Over the course of the Realistic Fiction unit, students studied how writers create engaging stories and practiced techniques through their own writing. They read realistic fiction novels of their choice at home and generated their own stories in school. The choice novels, alongside class texts like Rachel Vail’s short story Thirteen and a Half, modeled skills essential to realistic fiction writing: dynamic plotlines, conflicts that build tension, characters who are complex with deep motivations, inner thinking, dialogue, body language, and themes that send meaningful messages. Students learned how to incorporate these literary elements to further craft their story ideas into successful works of realistic fiction.
“We felt that the completion of these stories, born from life experience, subjected to imagination, rendered fictional, and crafted to completion deserved thoughtful celebration,” noted Ms. Rutherford.” Students planned their publishing party, from making the decorations to organizing story bingo and autograph exchanges and, of course, reading excerpts of their work. Classes also compiled an anthology that was distributed on the day of the party.
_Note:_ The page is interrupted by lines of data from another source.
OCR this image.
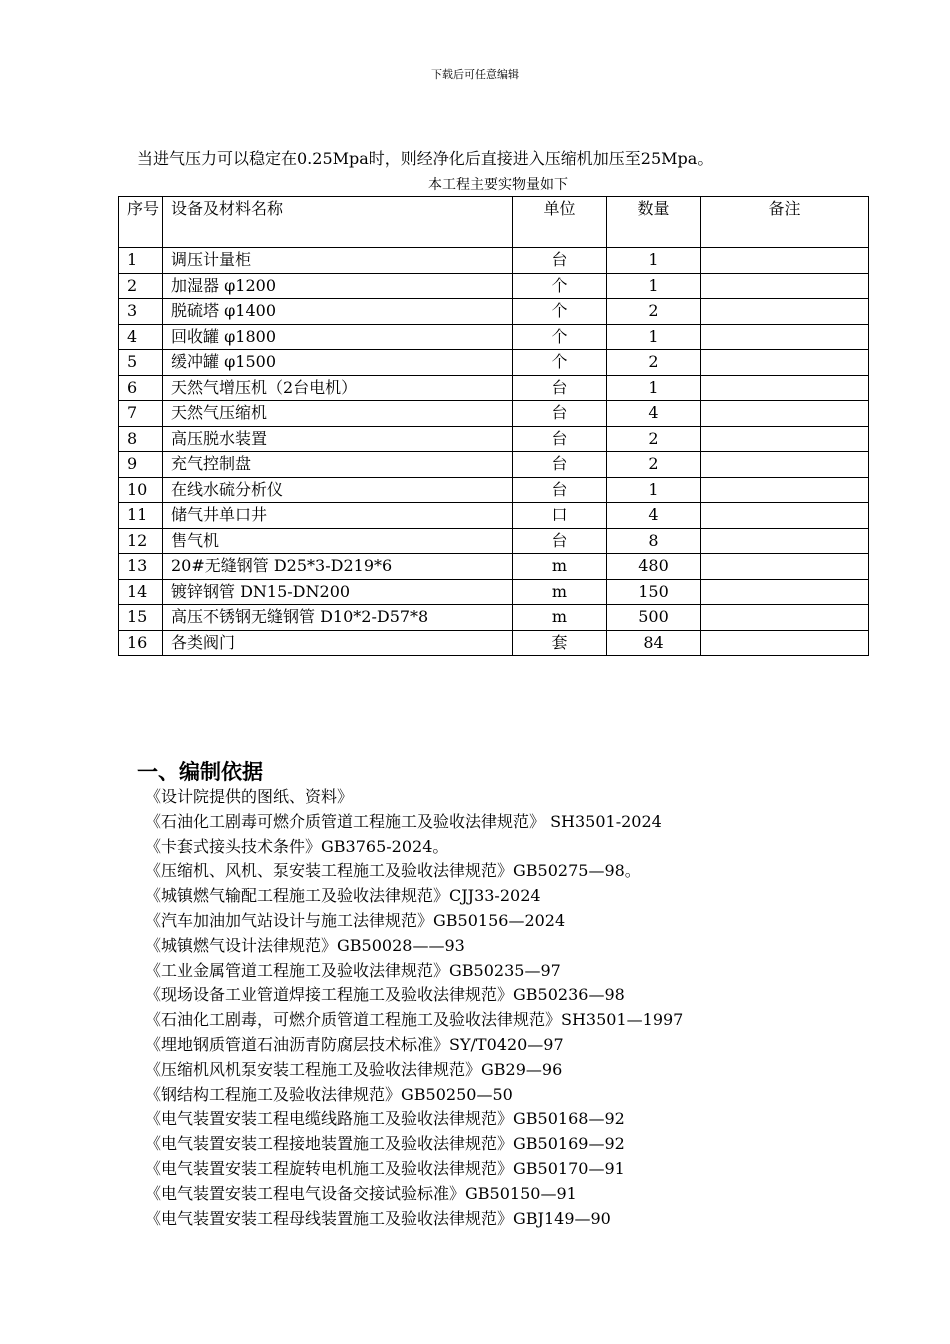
下载后可任意编辑
当进气压力可以稳定在0.25Mpa时，则经净化后直接进入压缩机加压至25Mpa。
本工程主要实物量如下
序号	设备及材料名称	单位	数量	备注
1	调压计量柜	台	1	
2	加湿器 φ1200	个	1	
3	脱硫塔 φ1400	个	2	
4	回收罐 φ1800	个	1	
5	缓冲罐 φ1500	个	2	
6	天然气增压机（2台电机）	台	1	
7	天然气压缩机	台	4	
8	高压脱水装置	台	2	
9	充气控制盘	台	2	
10	在线水硫分析仪	台	1	
11	储气井单口井	口	4	
12	售气机	台	8	
13	20#无缝钢管 D25*3-D219*6	m	480	
14	镀锌钢管 DN15-DN200	m	150	
15	高压不锈钢无缝钢管 D10*2-D57*8	m	500	
16	各类阀门	套	84	
一、编制依据
《设计院提供的图纸、资料》
《石油化工剧毒可燃介质管道工程施工及验收法律规范》 SH3501-2024
《卡套式接头技术条件》GB3765-2024。
《压缩机、风机、泵安装工程施工及验收法律规范》GB50275—98。
《城镇燃气输配工程施工及验收法律规范》CJJ33-2024
《汽车加油加气站设计与施工法律规范》GB50156—2024
《城镇燃气设计法律规范》GB50028——93
《工业金属管道工程施工及验收法律规范》GB50235—97
《现场设备工业管道焊接工程施工及验收法律规范》GB50236—98
《石油化工剧毒，可燃介质管道工程施工及验收法律规范》SH3501—1997
《埋地钢质管道石油沥青防腐层技术标准》SY/T0420—97
《压缩机风机泵安装工程施工及验收法律规范》GB29—96
《钢结构工程施工及验收法律规范》GB50250—50
《电气装置安装工程电缆线路施工及验收法律规范》GB50168—92
《电气装置安装工程接地装置施工及验收法律规范》GB50169—92
《电气装置安装工程旋转电机施工及验收法律规范》GB50170—91
《电气装置安装工程电气设备交接试验标准》GB50150—91
《电气装置安装工程母线装置施工及验收法律规范》GBJ149—90
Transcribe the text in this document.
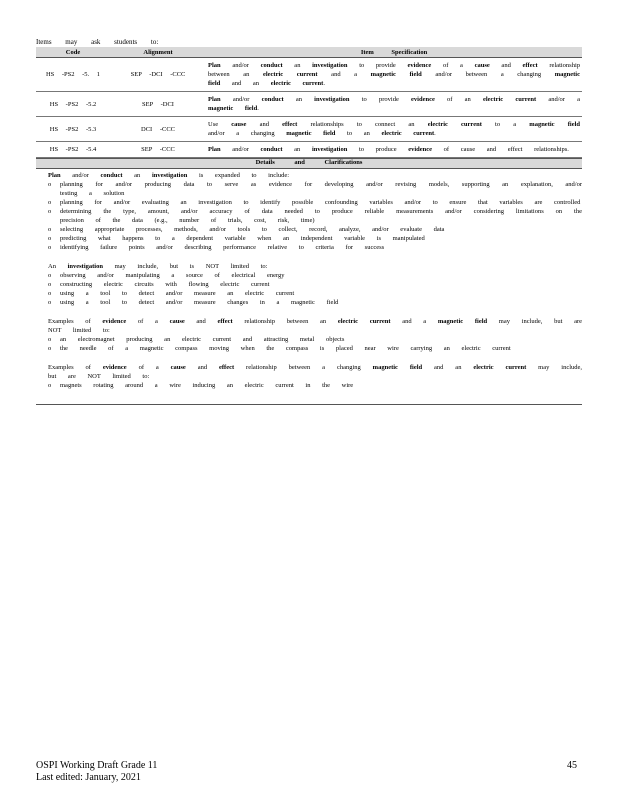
Items may ask students to:
Code	Alignment	Item Specification
HS -PS2 -5. 1	SEP -DCI -CCC	Plan and/or conduct an investigation to provide evidence of a cause and effect relationship between an electric current and a magnetic field and/or between a changing magnetic field and an electric current.
HS -PS2 -5.2	SEP -DCI	Plan and/or conduct an investigation to provide evidence of an electric current and/or a magnetic field.
HS -PS2 -5.3	DCI -CCC	Use cause and effect relationships to connect an electric current to a magnetic field and/or a changing magnetic field to an electric current.
HS -PS2 -5.4	SEP -CCC	Plan and/or conduct an investigation to produce evidence of cause and effect relationships.
Details and Clarifications
Plan and/or conduct an investigation is expanded to include:
o planning for and/or producing data to serve as evidence for developing and/or revising models, supporting an explanation, and/or testing a solution
o planning for and/or evaluating an investigation to identify possible confounding variables and/or to ensure that variables are controlled
o determining the type, amount, and/or accuracy of data needed to produce reliable measurements and/or considering limitations on the precision of the data (e.g., number of trials, cost, risk, time)
o selecting appropriate processes, methods, and/or tools to collect, record, analyze, and/or evaluate data
o predicting what happens to a dependent variable when an independent variable is manipulated
o identifying failure points and/or describing performance relative to criteria for success
An investigation may include, but is NOT limited to:
o observing and/or manipulating a source of electrical energy
o constructing electric circuits with flowing electric current
o using a tool to detect and/or measure an electric current
o using a tool to detect and/or measure changes in a magnetic field
Examples of evidence of a cause and effect relationship between an electric current and a magnetic field may include, but are NOT limited to:
o an electromagnet producing an electric current and attracting metal objects
o the needle of a magnetic compass moving when the compass is placed near wire carrying an electric current
Examples of evidence of a cause and effect relationship between a changing magnetic field and an electric current may include, but are NOT limited to:
o magnets rotating around a wire inducing an electric current in the wire
OSPI Working Draft Grade 11
Last edited: January, 2021
45
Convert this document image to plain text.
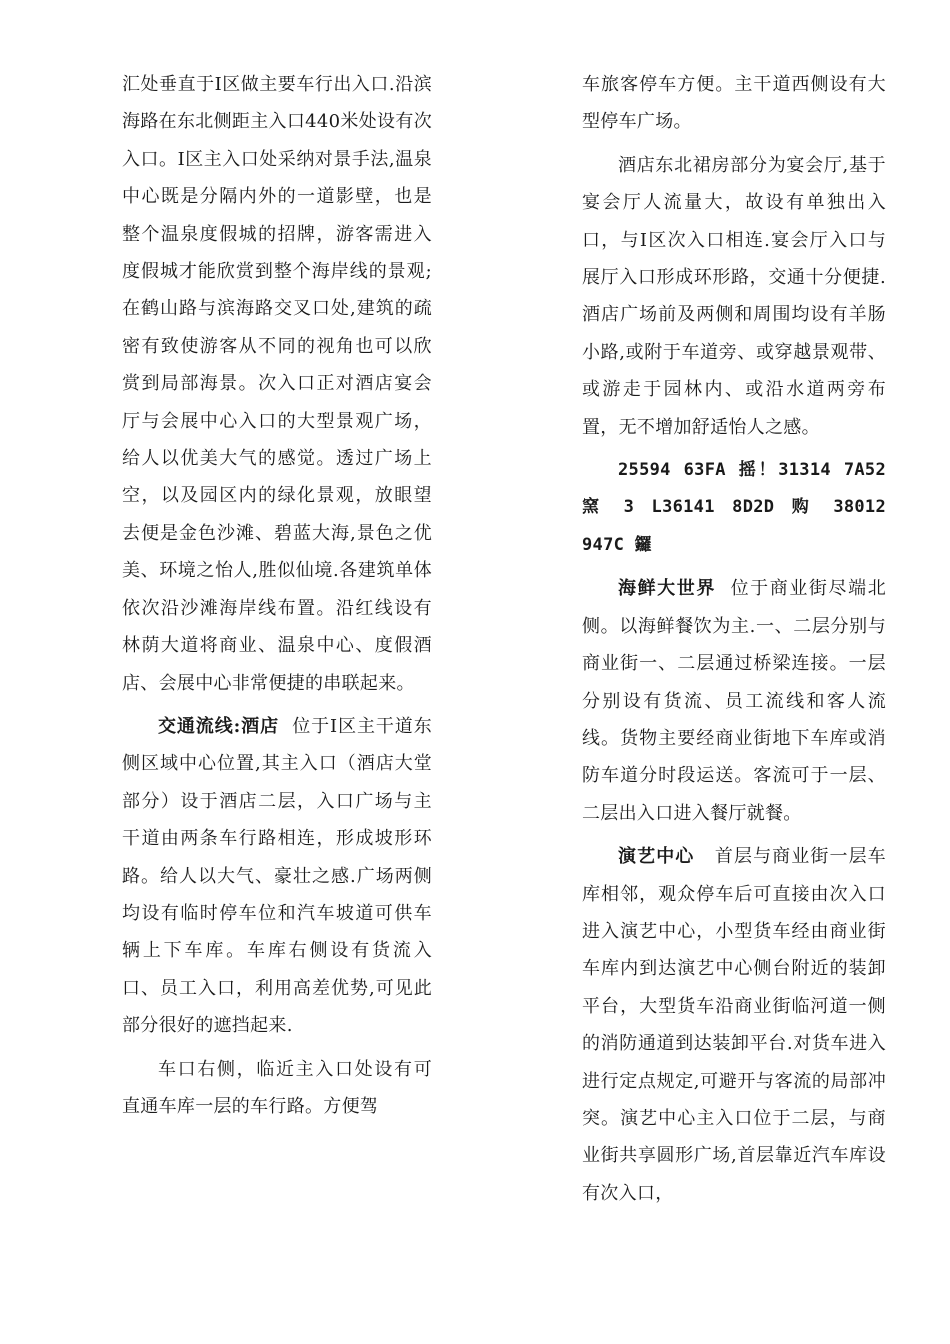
汇处垂直于Ⅰ区做主要车行出入口.沿滨海路在东北侧距主入口440米处设有次入口。Ⅰ区主入口处采纳对景手法,温泉中心既是分隔内外的一道影壁，也是整个温泉度假城的招牌，游客需进入度假城才能欣赏到整个海岸线的景观;在鹤山路与滨海路交叉口处,建筑的疏密有致使游客从不同的视角也可以欣赏到局部海景。次入口正对酒店宴会厅与会展中心入口的大型景观广场，给人以优美大气的感觉。透过广场上空，以及园区内的绿化景观，放眼望去便是金色沙滩、碧蓝大海,景色之优美、环境之怡人,胜似仙境.各建筑单体依次沿沙滩海岸线布置。沿红线设有林荫大道将商业、温泉中心、度假酒店、会展中心非常便捷的串联起来。

交通流线:酒店 位于Ⅰ区主干道东侧区域中心位置,其主入口（酒店大堂部分）设于酒店二层，入口广场与主干道由两条车行路相连，形成坡形环路。给人以大气、豪壮之感.广场两侧均设有临时停车位和汽车坡道可供车辆上下车库。车库右侧设有货流入口、员工入口，利用高差优势,可见此部分很好的遮挡起来.

车口右侧，临近主入口处设有可直通车库一层的车行路。方便驾

车旅客停车方便。主干道西侧设有大型停车广场。

酒店东北裙房部分为宴会厅,基于宴会厅人流量大，故设有单独出入口，与Ⅰ区次入口相连.宴会厅入口与展厅入口形成环形路，交通十分便捷.酒店广场前及两侧和周围均设有羊肠小路,或附于车道旁、或穿越景观带、或游走于园林内、或沿水道两旁布置，无不增加舒适怡人之感。

25594 63FA 摇！31314 7A52 窯 3 L36141 8D2D 购 38012 947C 鑼

海鲜大世界 位于商业街尽端北侧。以海鲜餐饮为主.一、二层分别与商业街一、二层通过桥梁连接。一层分别设有货流、员工流线和客人流线。货物主要经商业街地下车库或消防车道分时段运送。客流可于一层、二层出入口进入餐厅就餐。

演艺中心 首层与商业街一层车库相邻，观众停车后可直接由次入口进入演艺中心，小型货车经由商业街车库内到达演艺中心侧台附近的装卸平台，大型货车沿商业街临河道一侧的消防通道到达装卸平台.对货车进入进行定点规定,可避开与客流的局部冲突。演艺中心主入口位于二层，与商业街共享圆形广场,首层靠近汽车库设有次入口，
Ms. Kegley and Ms. Rutherford hope that the end of the Realistic Fiction unit mark the start of some of their young authors’ careers! Here’s how parents can support their writers at home:
- Prompt your child to pay close attention to life’s little details and ask “Is there a story here?”
- Encourage your child to look to great published works for inspiration
- Remind your children to take their time and write bit by bit in order to show vivid scenes with body language, inner thinking, dialogue and imagery rather than speedy summaries
Writing is a process and dedication is key, so celebrate your child’s hard work!